Born Sasayama Takitarō ( 佐 々 山 滝 太郎 ) he went to Tokyo to study, where he stayed with the Shimamura family, who then adopted him. In 1894 he completed his studies at the Tokyo Technical School (today Waseda University ), where he later also taught. In the early 1900s, the university sent him to study at Cambridge University . As early as the 1890s he published the book Shin bijigaku (New Rhetoric) and published essays on the relationship between spoken and written language.
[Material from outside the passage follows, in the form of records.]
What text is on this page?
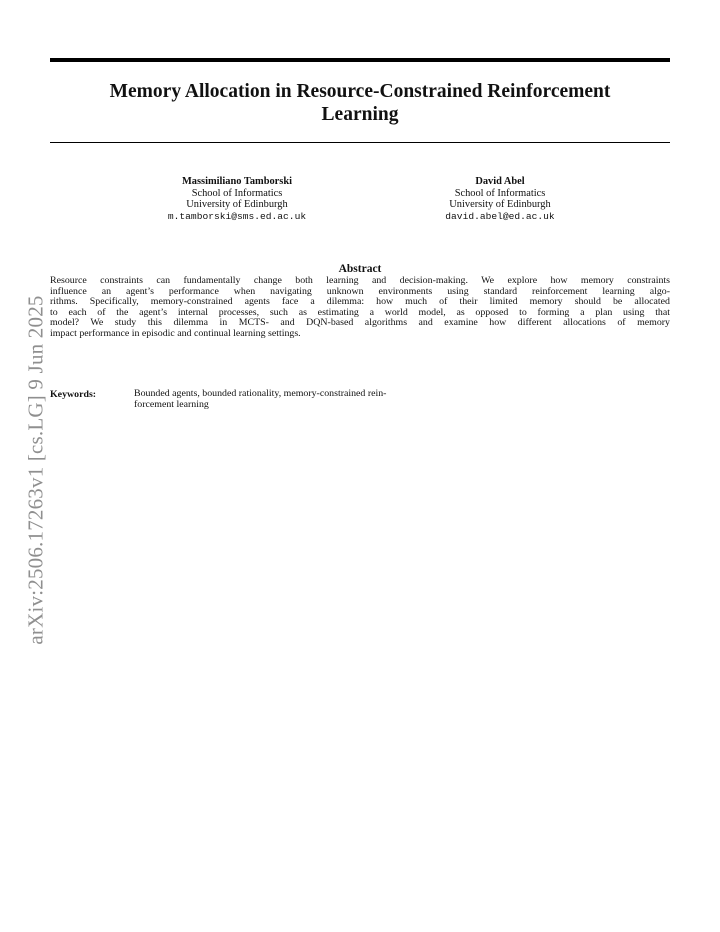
Memory Allocation in Resource-Constrained Reinforcement
Learning
Massimiliano Tamborski
School of Informatics
University of Edinburgh
m.tamborski@sms.ed.ac.uk
David Abel
School of Informatics
University of Edinburgh
david.abel@ed.ac.uk
Abstract
Resource constraints can fundamentally change both learning and decision-making. We explore how memory constraints
influence an agent’s performance when navigating unknown environments using standard reinforcement learning algo-
rithms. Specifically, memory-constrained agents face a dilemma: how much of their limited memory should be allocated
to each of the agent’s internal processes, such as estimating a world model, as opposed to forming a plan using that
model? We study this dilemma in MCTS- and DQN-based algorithms and examine how different allocations of memory
impact performance in episodic and continual learning settings.
Keywords:	Bounded agents, bounded rationality, memory-constrained rein-
forcement learning
arXiv:2506.17263v1 [cs.LG] 9 Jun 2025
As a leading member of the theater group at Waseda University Bungei Kyōkai , he became an important promoter of the modernization of theater in Japan with his productions of Henrik Ibsen’s Nora and Hermann Sudermann’s Heimat . In addition, he was a vehement advocate for equal rights for women and set important accents in the Japanese discourse on women's rights.

source

  • Massimiliano Tomasi: The Rise of a New Poetic Form: The Role of Shimamura Hōgetsu in the Creation of Modern Japanese Poetry . In: Japan Review . No. 19 , 2007, pp. 107-143 ( PDF ).

Individual evidence

  1. a b 島村 抱 月 . In: 朝日 日本 歴 史 人物 事 典 at kotobank.jp. Retrieved September 9, 2013 (Japanese).